Abi was getting a very bad feeling indeed. Madame, his mother, was taking all this far too calmly. He had expected his last statement to demonstrably shock her – to confirm all her worst fears. But she appeared to be taking it in her stride. As if receiving news of the death of eight of her adopted children was an everyday occurrence.

Fortunately, during his flight back to France, Abi had concocted a detailed fall-back story for just such an eventuality. In it, the
narcotraficantes
had machine-gunned everybody in cold blood from the lip of the cenote, and he alone had managed to hide out amongst the floating bodies and survive the massacre. For reasons that now eluded him, however, Abi decided to jettison that version of events and construct a new one. On the hoof, as it were.

‘I mean I presume they are dead, Madame. In fact I am sure they are dead. At least Oni, Asson, Vau, Berith, and Alastor are. For I saw their corpses.’

‘Explain yourself.’

Abi made a last-ditch attempt to extract himself from the hole he had just dug. ‘I called you from near the cenote, Madame, as you may recall, to bring you up to date on our situation. A few minutes after I did this the
narcotraficantes
attacked us, and we were forced backwards into the cenote itself. That’s when we lost the use of our cell phones.’

‘Why did you behave so foolishly? Why didn’t you face up to your attackers like a man?’

Abi could feel himself bridling. He forced back his outrage. This was what his mother always did. She tested him. Just as she tested everybody. It was her party trick. ‘We were massively outnumbered, Madame. And they were using tear gas and stun grenades, whereas we only had the weapons we escaped the warehouse with – pump-action shotguns, pistols, and the like. Useless against larger ordnance. We made the assumption that there might be some other way of escaping through the cenote. Maybe via an underground channel. Something like that.’

‘That’s absurd. You must have been panicking.’

‘No, Madame. We were not panicking. But we had no alternative. It was either that or certain death. We knew that Vau, Alastor, Asson and Berith must have been killed in the initial battle. Their bodies were later dumped down in the cenote so I know this to be true.’

‘They killed Oni in the initial battle too?’

‘No, Madame. They only got him later. He came to save us. He killed all the
narcotraficantes
. Just mowed them down in swathes. But one survived. The
cacique
. He was riddled with bullets. But still, somehow, he survived. When Oni went to throw down the hosepipe so we could climb back up, the
cacique
emerged from amongst the other dead bodies and killed him. Then the
cacique
shot himself. We were alone after that.’

‘I knew my Oni wouldn’t let me down.’ For a moment it looked as if the Countess might even be feeling a little pain – might even be about to reach behind herself for Madame Mastigou’s hand. But she pulled herself together and the moment soon passed. Her expression hardened. ‘What happened next?’

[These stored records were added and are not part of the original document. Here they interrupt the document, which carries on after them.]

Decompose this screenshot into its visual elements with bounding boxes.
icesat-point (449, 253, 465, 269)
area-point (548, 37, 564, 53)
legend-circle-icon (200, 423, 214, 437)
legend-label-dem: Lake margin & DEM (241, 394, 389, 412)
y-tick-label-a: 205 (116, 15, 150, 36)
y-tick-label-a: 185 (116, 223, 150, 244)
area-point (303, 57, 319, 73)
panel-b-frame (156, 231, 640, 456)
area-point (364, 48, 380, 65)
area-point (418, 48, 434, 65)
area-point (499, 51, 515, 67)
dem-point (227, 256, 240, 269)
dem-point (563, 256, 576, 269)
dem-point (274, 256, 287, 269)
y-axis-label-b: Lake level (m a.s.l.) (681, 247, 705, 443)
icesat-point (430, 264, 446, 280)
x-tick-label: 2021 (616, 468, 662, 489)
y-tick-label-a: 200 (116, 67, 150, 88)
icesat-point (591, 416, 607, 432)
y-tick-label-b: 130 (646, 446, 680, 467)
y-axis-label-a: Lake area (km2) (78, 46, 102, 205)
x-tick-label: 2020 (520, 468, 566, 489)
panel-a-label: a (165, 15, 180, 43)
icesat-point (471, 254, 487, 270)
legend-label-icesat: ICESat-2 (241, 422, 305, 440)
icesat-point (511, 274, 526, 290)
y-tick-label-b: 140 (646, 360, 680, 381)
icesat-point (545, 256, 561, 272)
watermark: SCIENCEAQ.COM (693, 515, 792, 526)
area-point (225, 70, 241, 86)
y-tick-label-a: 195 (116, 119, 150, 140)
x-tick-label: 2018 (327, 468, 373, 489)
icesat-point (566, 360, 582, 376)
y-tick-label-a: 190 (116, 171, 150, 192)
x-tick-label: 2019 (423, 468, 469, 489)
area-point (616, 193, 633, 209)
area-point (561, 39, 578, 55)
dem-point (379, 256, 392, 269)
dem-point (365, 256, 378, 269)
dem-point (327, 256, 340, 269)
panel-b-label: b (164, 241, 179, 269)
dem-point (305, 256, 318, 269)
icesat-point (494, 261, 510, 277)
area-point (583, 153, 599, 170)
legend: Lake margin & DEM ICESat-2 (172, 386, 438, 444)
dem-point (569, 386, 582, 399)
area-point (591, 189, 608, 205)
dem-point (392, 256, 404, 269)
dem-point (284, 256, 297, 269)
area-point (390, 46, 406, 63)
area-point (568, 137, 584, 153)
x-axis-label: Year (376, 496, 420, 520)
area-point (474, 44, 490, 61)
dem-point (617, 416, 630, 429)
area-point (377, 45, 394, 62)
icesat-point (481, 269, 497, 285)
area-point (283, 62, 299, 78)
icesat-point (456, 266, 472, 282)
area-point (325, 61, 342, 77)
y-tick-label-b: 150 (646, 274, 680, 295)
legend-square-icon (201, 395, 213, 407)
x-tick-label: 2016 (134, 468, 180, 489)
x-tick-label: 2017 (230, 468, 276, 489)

‘Rudra, Nawal, Dakini and I spent what was left of the daylight hours retrieving any useful objects from a car we had previously ditched in the cenote. The next day, at dawn, I made my bid to climb to the summit of the cenote. Against all the odds I made it. I went immediately to get the
cacique’s
car. I intended to attach a tow line to it and pull Rudra, Dakini, and Nawal out of the pit. But just as I reached the car, fresh elements of the
cacique’s
gang arrived at the plantation.’ Abi allowed his eyes to grow misty. ‘This is hard for me to say.’

‘Please make the effort. I wish to hear exactly what happened.’

Abi was clearly fighting a losing battle with his emotions – at least so far as the onlookers were concerned. He drew the line, however, at pretending to brush back an actual tear. Apart from with his twin brother, Vau, Abi had never pretended to have a particularly close relationship to any of his other siblings. If he started shedding crocodile tears at this stage of the proceedings, nobody would believe him. He would be as good as signing his own death warrant.